First, the design – everything from the architecture to the stain glass to the 23 foot tall, bronze doors – were contributions not only from Gaudi but many generations of designers since his death.

Second – the light. The way the light pours through the stain glass and hits the curves, lines, and shapes of the building’s interior is true magic.

Photo by Angela Compagnone on Unsplash

More Work

Austin Kleon‘s response to the question, “Do you ever feel like no matter how much work you do, you can or should be doing more?

Yeah, always. If you get into that productivity trap, there’s always going to be more work to do, you know?

Like, you can always make more. I think that’s why I’m a time-based worker. I try to go at my work like a banker. I just have hours. I show up to the office and whatever gets done gets done.

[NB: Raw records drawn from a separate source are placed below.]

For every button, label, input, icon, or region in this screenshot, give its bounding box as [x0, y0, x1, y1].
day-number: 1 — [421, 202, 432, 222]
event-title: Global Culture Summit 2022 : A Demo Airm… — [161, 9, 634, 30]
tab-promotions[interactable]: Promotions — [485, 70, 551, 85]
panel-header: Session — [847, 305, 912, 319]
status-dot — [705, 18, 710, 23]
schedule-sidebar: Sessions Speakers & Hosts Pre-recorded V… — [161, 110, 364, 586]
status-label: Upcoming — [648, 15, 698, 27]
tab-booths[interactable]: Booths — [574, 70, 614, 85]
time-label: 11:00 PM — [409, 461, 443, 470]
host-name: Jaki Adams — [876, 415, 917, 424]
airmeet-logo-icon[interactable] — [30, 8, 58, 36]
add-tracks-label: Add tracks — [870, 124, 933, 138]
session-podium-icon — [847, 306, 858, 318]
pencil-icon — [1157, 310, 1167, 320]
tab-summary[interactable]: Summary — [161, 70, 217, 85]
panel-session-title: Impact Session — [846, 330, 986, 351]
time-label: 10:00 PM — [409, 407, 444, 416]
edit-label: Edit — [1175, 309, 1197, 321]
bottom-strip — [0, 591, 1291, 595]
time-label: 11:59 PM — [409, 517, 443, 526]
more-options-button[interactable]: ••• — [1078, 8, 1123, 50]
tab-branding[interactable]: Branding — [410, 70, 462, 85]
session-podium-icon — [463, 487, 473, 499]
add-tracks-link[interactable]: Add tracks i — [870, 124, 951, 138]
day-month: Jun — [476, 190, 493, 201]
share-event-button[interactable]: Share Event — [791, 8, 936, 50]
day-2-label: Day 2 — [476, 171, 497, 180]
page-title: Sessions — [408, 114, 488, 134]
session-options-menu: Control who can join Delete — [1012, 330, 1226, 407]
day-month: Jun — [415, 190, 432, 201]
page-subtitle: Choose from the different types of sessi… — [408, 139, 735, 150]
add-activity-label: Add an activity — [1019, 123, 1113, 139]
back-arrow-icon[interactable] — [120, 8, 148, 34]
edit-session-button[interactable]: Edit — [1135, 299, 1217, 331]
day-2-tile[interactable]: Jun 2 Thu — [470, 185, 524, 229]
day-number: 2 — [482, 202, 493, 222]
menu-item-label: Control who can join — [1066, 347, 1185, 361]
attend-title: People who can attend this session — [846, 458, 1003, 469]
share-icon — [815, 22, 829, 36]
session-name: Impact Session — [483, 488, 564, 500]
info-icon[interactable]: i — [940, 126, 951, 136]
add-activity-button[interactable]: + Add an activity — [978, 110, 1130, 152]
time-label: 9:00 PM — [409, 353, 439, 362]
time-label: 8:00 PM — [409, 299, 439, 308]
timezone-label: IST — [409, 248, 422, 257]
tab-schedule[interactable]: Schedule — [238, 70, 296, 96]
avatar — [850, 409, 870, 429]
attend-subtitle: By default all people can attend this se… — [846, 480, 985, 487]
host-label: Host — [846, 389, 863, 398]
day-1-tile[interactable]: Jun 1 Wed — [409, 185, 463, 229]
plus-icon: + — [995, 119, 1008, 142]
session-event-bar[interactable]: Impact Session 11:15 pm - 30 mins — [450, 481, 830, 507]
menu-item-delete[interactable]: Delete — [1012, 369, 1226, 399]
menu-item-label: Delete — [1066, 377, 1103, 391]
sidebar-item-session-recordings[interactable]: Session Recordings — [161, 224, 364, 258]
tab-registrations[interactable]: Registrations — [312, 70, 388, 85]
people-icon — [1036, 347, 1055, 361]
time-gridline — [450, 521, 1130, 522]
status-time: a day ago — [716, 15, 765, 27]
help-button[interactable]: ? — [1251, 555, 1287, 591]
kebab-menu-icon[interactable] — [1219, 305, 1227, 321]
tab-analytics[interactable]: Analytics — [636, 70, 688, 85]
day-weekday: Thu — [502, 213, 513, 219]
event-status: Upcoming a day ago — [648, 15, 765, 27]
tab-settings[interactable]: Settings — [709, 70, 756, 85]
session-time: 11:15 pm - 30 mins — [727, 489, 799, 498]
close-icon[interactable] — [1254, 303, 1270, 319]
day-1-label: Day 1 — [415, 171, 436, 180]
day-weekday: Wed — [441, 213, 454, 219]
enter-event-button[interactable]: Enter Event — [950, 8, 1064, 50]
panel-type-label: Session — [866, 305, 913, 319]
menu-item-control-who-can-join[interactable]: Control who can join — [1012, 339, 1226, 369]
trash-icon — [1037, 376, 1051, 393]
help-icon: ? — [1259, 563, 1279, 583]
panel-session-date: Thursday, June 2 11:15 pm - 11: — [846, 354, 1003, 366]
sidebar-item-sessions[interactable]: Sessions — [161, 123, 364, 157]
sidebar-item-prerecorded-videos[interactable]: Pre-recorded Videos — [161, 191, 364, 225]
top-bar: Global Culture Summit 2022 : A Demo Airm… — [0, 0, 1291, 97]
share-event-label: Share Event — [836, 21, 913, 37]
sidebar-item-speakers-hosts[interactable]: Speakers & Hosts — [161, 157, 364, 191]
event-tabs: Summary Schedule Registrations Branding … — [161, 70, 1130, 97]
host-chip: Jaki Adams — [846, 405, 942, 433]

And I’ve always been a time-based worker. You know, like, ‘did I sit here for 3 hours and try?’ I don’t have a word count when I sit down to write. It’s all about sitting down and trying to make something happen in that time period — and letting those hours stack up.

Austin Kleon

If I’m anything, I’m a list maker. No matter how many times I’ve tried to break the habit, it seems to be permanently ingrained in me. Two of my goals this year were, a) to not define my success by the number of checkmarks on my to do list, and b) to not define my failure by the number (or lack of) checkmarks on my to do list. I’ve made no headway in addressing either goal. I’ve probably only exacerbated both.

Today, though, I changed my to do list (I use kanban boards with Trello). Instead of assigning myself a list of tasks for a given day. I commit to a period of time for a certain type of task, like chores. For that period of time, I work on my chores until the time has lapsed. This way, I’m always accomplishing the goal of doing my chores but not defining my success or failure by how many I get done. I make the investment and do what I can. I continue the investment the next day and the day after. It’s a minor shift but somehow releases me of a certain heaviness. I’ll keep with it for a while and see how it goes. Fingers-crossed it’s a happy middle ground between list making and meaningful productivity.